My first move was to begin closing some of the vents on the lower level to drive more cool air upstairs. My second move was to replace the doorknob on the attic access door to make it close more securely, weatherstrip it, and then cover the backside with insulation. My third move was to hang blinds over the garage windows to help keep the garage temperature down. Those simple steps, combined with asking the kids to keep the bonus room door closed to stop the cool air from tumbling down the steps, have allowed us to raise the thermostat by four degress while still maintaining a comfortable temperature in the bonus room.

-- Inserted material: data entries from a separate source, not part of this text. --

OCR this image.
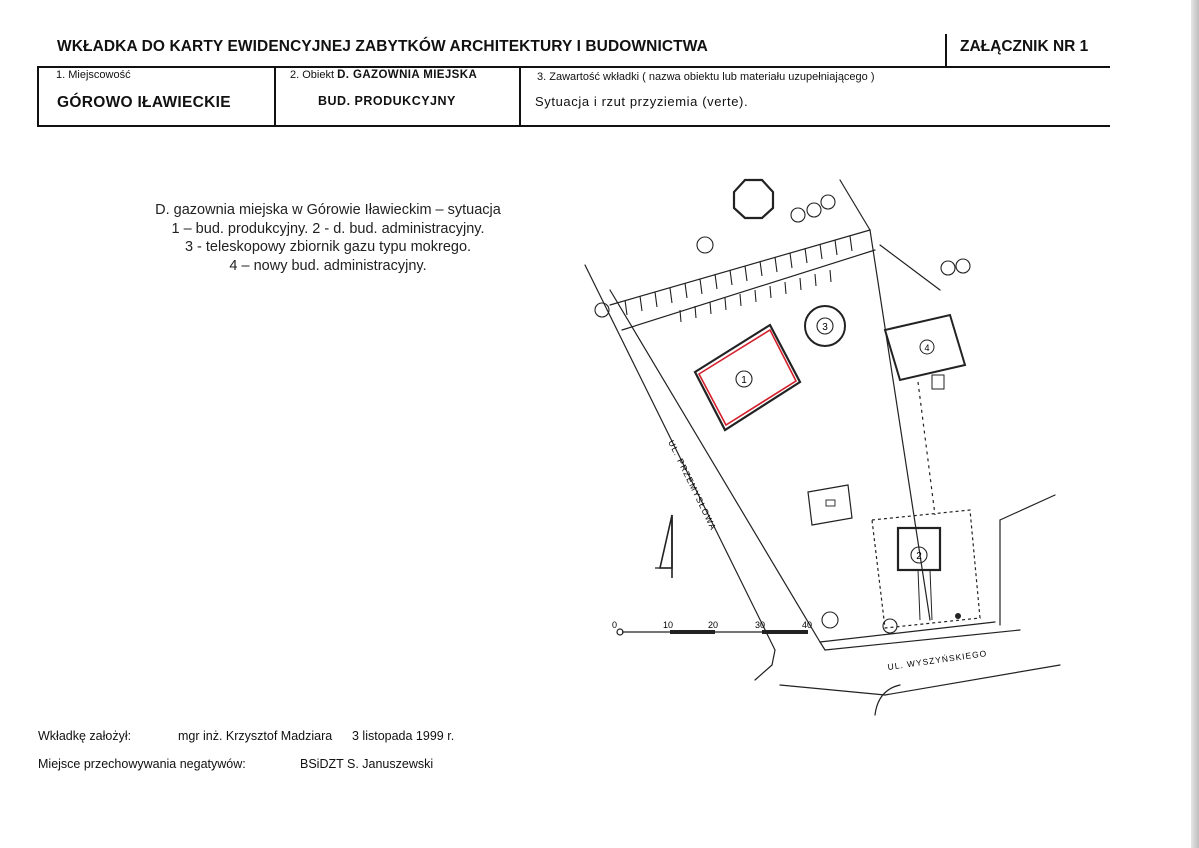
WKŁADKA DO KARTY EWIDENCYJNEJ ZABYTKÓW ARCHITEKTURY I BUDOWNICTWA	ZAŁĄCZNIK NR 1
1. Miejscowość
GÓROWO IŁAWIECKIE
2. Obiekt D. GAZOWNIA MIEJSKA
BUD. PRODUKCYJNY
3. Zawartość wkładki ( nazwa obiektu lub materiału uzupełniającego )
Sytuacja i rzut przyziemia (verte).
D. gazownia miejska w Górowie Iławieckim – sytuacja
1 – bud. produkcyjny. 2 - d. bud. administracyjny.
3 - teleskopowy zbiornik gazu typu mokrego.
4 – nowy bud. administracyjny.
1
3
4
2
0	10	20	30	40
UL. PRZEMYSŁOWA
UL. WYSZYŃSKIEGO
Wkładkę założył:	mgr inż. Krzysztof Madziara 3 listopada 1999 r.
Miejsce przechowywania negatywów:	BSiDZT S. Januszewski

Next I have to figure out a good way of insulating the garage door. As was the case in our previous house, it’s a crappy metal door with no insulation. While I’ve insulated a garage door previously with great success, I’ve never had to deal with a door that has windows. We don’t want the house to look trashy, so simply insulating over the windows won’t work. While we could swap those panels out for a windowless equivalent, doing so isn’t cheap.
Instead of replacing the garage door (or at least parts of it), I was thinking of painting over the backside of those windows with a nice even coat of black or (preferably) white spray paint. The former would retain the look of a garage door with windows, but would allow me to insulate over the backside however I please, and would also block out visual access to the garage. The latter would make the door appear windowless (at least from a distance), and would similarly block out visual access to the garage. The main differences here would be: (1) appearance (windowed vs. windowless), (2) heat transfer (black windows would heat up more than white), and (3) durability (black might fade to a sickly grey over time). With these things in mind, I’d appreciate any suggestions as to how best to tackle this problem.
Regardless of how I go after the garage door problem, there are a number of other things that I’ll be doing to improve energy efficiency. Here’s a quick rundown off the top of my head:
(1) Replace incandescent lights with compact fluorescent (we did this at our old house with good results).
(2) Insulate the water heater (it’s in the crawl space — this will mainly help in the winter, if at all).
(3) Insulate the water pipes — they’re largely exposed in the crawl space (this is mainly a winter fix, and will have the added benefit of preventing frozen pipes).
(4) Check for missing/inadequate insulation in accessible locations (i.e., crawl space and attic). I already know that I have to insulate and weatherstrip the other attic access door.
(5) Replace the front door — it’s a double door that doesn’t seal particularly well. While we could redo the weather stripping, double doors are not at all energy efficient (they have >50% more in the way of edges, so there’s a lot more opportunity for air infiltration as compared to a single door). The problem here is that new doors are surprisingly expensive, especially if you need sidelights to fill in a double opening — more on this in a future post.
I’ll do my best to post updates as to how we’re progressing vs. the previous owners’ average monthly bill. Of course, another thing that we’re up against is family size — we have six and they had four. Given the impact that this has on hot water usage in particular (laundry, bathing, dishes, etc.) we’re fighting an uphill battle.